China’s National Development and Reform Commission ordered the deal unwound on April 27, 2026, citing national security under the Foreign Investment Security Review framework. The decision did not include a written rationale. Reports indicate the case was elevated to China’s National Security Commission. Officials reportedly described the deal as a “conspiratorial” attempt to extract Chinese AI capability through Manus’s Singapore reincorporation.
Is Hatch Safe to Trust With My Email and Shopping Accounts?

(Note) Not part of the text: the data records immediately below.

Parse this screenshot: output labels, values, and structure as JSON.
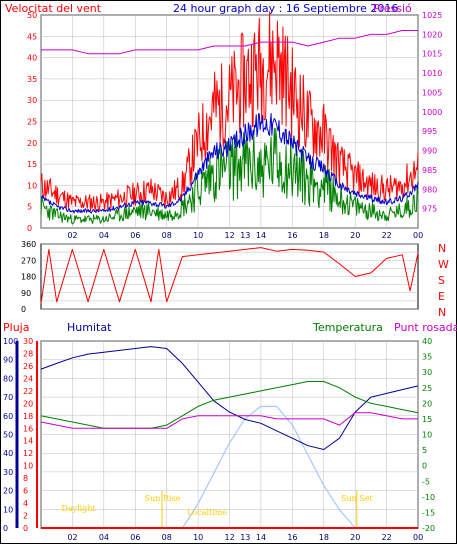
{
  "colors": {
    "wind": "#ff0000",
    "gust": "#ff0000",
    "avg": "#0000cc",
    "green": "#008000",
    "pressure": "#cc00cc",
    "humidity": "#000099",
    "dew": "#cc00cc",
    "rain": "#ff0000",
    "solar": "#a8c8ff",
    "astro": "#ffcc00"
  },
  "header": {
    "left": "Velocitat del vent",
    "center": "24 hour graph day : 16 Septiembre 2016",
    "right": "Pressió"
  },
  "bottom_header": {
    "rain": "Pluja",
    "humidity": "Humitat",
    "temp": "Temperatura",
    "dew": "Punt rosada"
  },
  "compass": [
    "N",
    "W",
    "S",
    "E",
    "N"
  ],
  "annotations": {
    "daylight": "Daylight",
    "sunrise": "Sun Rise",
    "localtime": "Localtime",
    "sunset": "Sun Set"
  },
  "x_labels": [
    "02",
    "04",
    "06",
    "08",
    "10",
    "12",
    "13",
    "14",
    "16",
    "18",
    "20",
    "22",
    "00"
  ],
  "bottom_x_labels": [
    "02",
    "04",
    "06",
    "08",
    "10",
    "12",
    "13",
    "14",
    "16",
    "18",
    "20",
    "22",
    "00"
  ],
  "chart_data": [
    {
      "type": "line",
      "name": "wind",
      "x": [
        0,
        1,
        2,
        3,
        4,
        5,
        6,
        7,
        8,
        9,
        10,
        11,
        12,
        13,
        14,
        15,
        16,
        17,
        18,
        19,
        20,
        21,
        22,
        23,
        24
      ],
      "yleft": {
        "range": [
          0,
          50
        ],
        "ticks": [
          0,
          5,
          10,
          15,
          20,
          25,
          30,
          35,
          40,
          45,
          50
        ]
      },
      "yright": {
        "range": [
          970,
          1025
        ],
        "ticks": [
          975,
          980,
          985,
          990,
          995,
          1000,
          1005,
          1010,
          1015,
          1020,
          1025
        ]
      },
      "series": [
        {
          "key": "gust",
          "values": [
            10,
            8,
            6,
            6,
            6,
            7,
            8,
            9,
            7,
            10,
            20,
            28,
            30,
            35,
            38,
            40,
            32,
            25,
            22,
            15,
            12,
            10,
            9,
            10,
            14
          ]
        },
        {
          "key": "avg",
          "values": [
            7,
            5,
            4,
            4,
            4,
            5,
            6,
            6,
            5,
            7,
            13,
            18,
            19,
            22,
            25,
            24,
            20,
            16,
            14,
            10,
            8,
            7,
            6,
            7,
            10
          ]
        },
        {
          "key": "green",
          "values": [
            5,
            3,
            2,
            2,
            2,
            3,
            4,
            4,
            3,
            5,
            9,
            13,
            14,
            15,
            14,
            16,
            14,
            11,
            10,
            7,
            5,
            4,
            3,
            4,
            7
          ]
        }
      ],
      "pressure": [
        1016,
        1016,
        1016,
        1015,
        1015,
        1015,
        1016,
        1016,
        1016,
        1016,
        1016,
        1017,
        1017,
        1017,
        1018,
        1018,
        1018,
        1017,
        1018,
        1019,
        1019,
        1020,
        1020,
        1021,
        1021
      ]
    },
    {
      "type": "line",
      "name": "direction",
      "yleft": {
        "range": [
          0,
          360
        ],
        "ticks": [
          0,
          45,
          90,
          135,
          180,
          225,
          270,
          315,
          360
        ]
      },
      "x": [
        0,
        0.5,
        1,
        2,
        3,
        4,
        5,
        6,
        7,
        7.5,
        8,
        9,
        10,
        11,
        12,
        13,
        14,
        15,
        16,
        17,
        18,
        19,
        20,
        21,
        22,
        23,
        23.5,
        24
      ],
      "values": [
        30,
        330,
        40,
        330,
        40,
        330,
        40,
        330,
        40,
        330,
        40,
        290,
        300,
        310,
        320,
        330,
        340,
        320,
        330,
        325,
        315,
        250,
        180,
        200,
        280,
        300,
        100,
        310
      ]
    },
    {
      "type": "line",
      "name": "environment",
      "yleft": {
        "range": [
          0,
          100
        ],
        "ticks": [
          0,
          10,
          20,
          30,
          40,
          50,
          60,
          70,
          80,
          90,
          100
        ]
      },
      "yrain": {
        "range": [
          0,
          30
        ],
        "ticks": [
          0,
          2,
          4,
          6,
          8,
          10,
          12,
          14,
          16,
          18,
          20,
          22,
          24,
          26,
          28,
          30
        ]
      },
      "yright": {
        "range": [
          -20,
          40
        ],
        "ticks": [
          -20,
          -15,
          -10,
          -5,
          0,
          5,
          10,
          15,
          20,
          25,
          30,
          35,
          40
        ]
      },
      "x": [
        0,
        1,
        2,
        3,
        4,
        5,
        6,
        7,
        8,
        9,
        10,
        11,
        12,
        13,
        14,
        15,
        16,
        17,
        18,
        19,
        20,
        21,
        22,
        23,
        24
      ],
      "humidity": [
        85,
        88,
        91,
        93,
        94,
        95,
        96,
        97,
        96,
        88,
        78,
        68,
        62,
        58,
        56,
        52,
        48,
        44,
        42,
        48,
        62,
        70,
        72,
        74,
        76
      ],
      "temperature": [
        16,
        15,
        14,
        13,
        12,
        12,
        12,
        12,
        13,
        16,
        19,
        21,
        22,
        23,
        24,
        25,
        26,
        27,
        27,
        25,
        22,
        20,
        19,
        18,
        17
      ],
      "dewpoint": [
        14,
        13,
        12,
        12,
        12,
        12,
        12,
        12,
        12,
        15,
        16,
        16,
        16,
        16,
        16,
        15,
        15,
        15,
        15,
        13,
        17,
        17,
        16,
        15,
        15
      ],
      "solar": [
        0,
        0,
        0,
        0,
        0,
        0,
        0,
        0,
        0,
        0,
        0.2,
        0.45,
        0.7,
        0.9,
        1.0,
        1.0,
        0.85,
        0.6,
        0.35,
        0.15,
        0,
        0,
        0,
        0,
        0
      ],
      "rain": [
        0,
        0,
        0,
        0,
        0,
        0,
        0,
        0,
        0,
        0,
        0,
        0,
        0,
        0,
        0,
        0,
        0,
        0,
        0,
        0,
        0,
        0,
        0,
        0,
        0
      ]
    }
  ]
}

Not yet. Meta’s own director of safety and alignment, Summer Yue, has publicly described an OpenClaw agent that deleted her inbox while she tried to stop it. Hatch is being trained in sandboxed simulations of DoorDash, Etsy, and Reddit specifically to find these failure modes before launch. Until Meta publishes a third-party safety audit, treat any consumer agent with broad permissions as experimental and revoke access weekly through your account settings.
How Much Is Anthropic Actually Earning From Its Agents?
Anthropic confirmed a $30 billion annualized run-rate as of April 6, 2026. Claude Code alone hit $2.5 billion in run-rate by February 2026, with enterprise subscriptions quadrupling since January. More than 500 customers spend over $1 million a year. The Microsoft Copilot Cowork deal layers another revenue stream on top. Those numbers explain why Google and Meta are sprinting; the per-seat agent market has already started compounding.
The race is no longer about who builds the smartest agent. It is about who can ship one before the enterprise contract cycle locks in. Google has roughly 10 days until I/O. Meta has roughly seven weeks until internal Hatch testing. Anthropic and OpenAI have customers signing renewals right now. The window for catching up is closing in real time, and it is closing in dollars rather than tokens.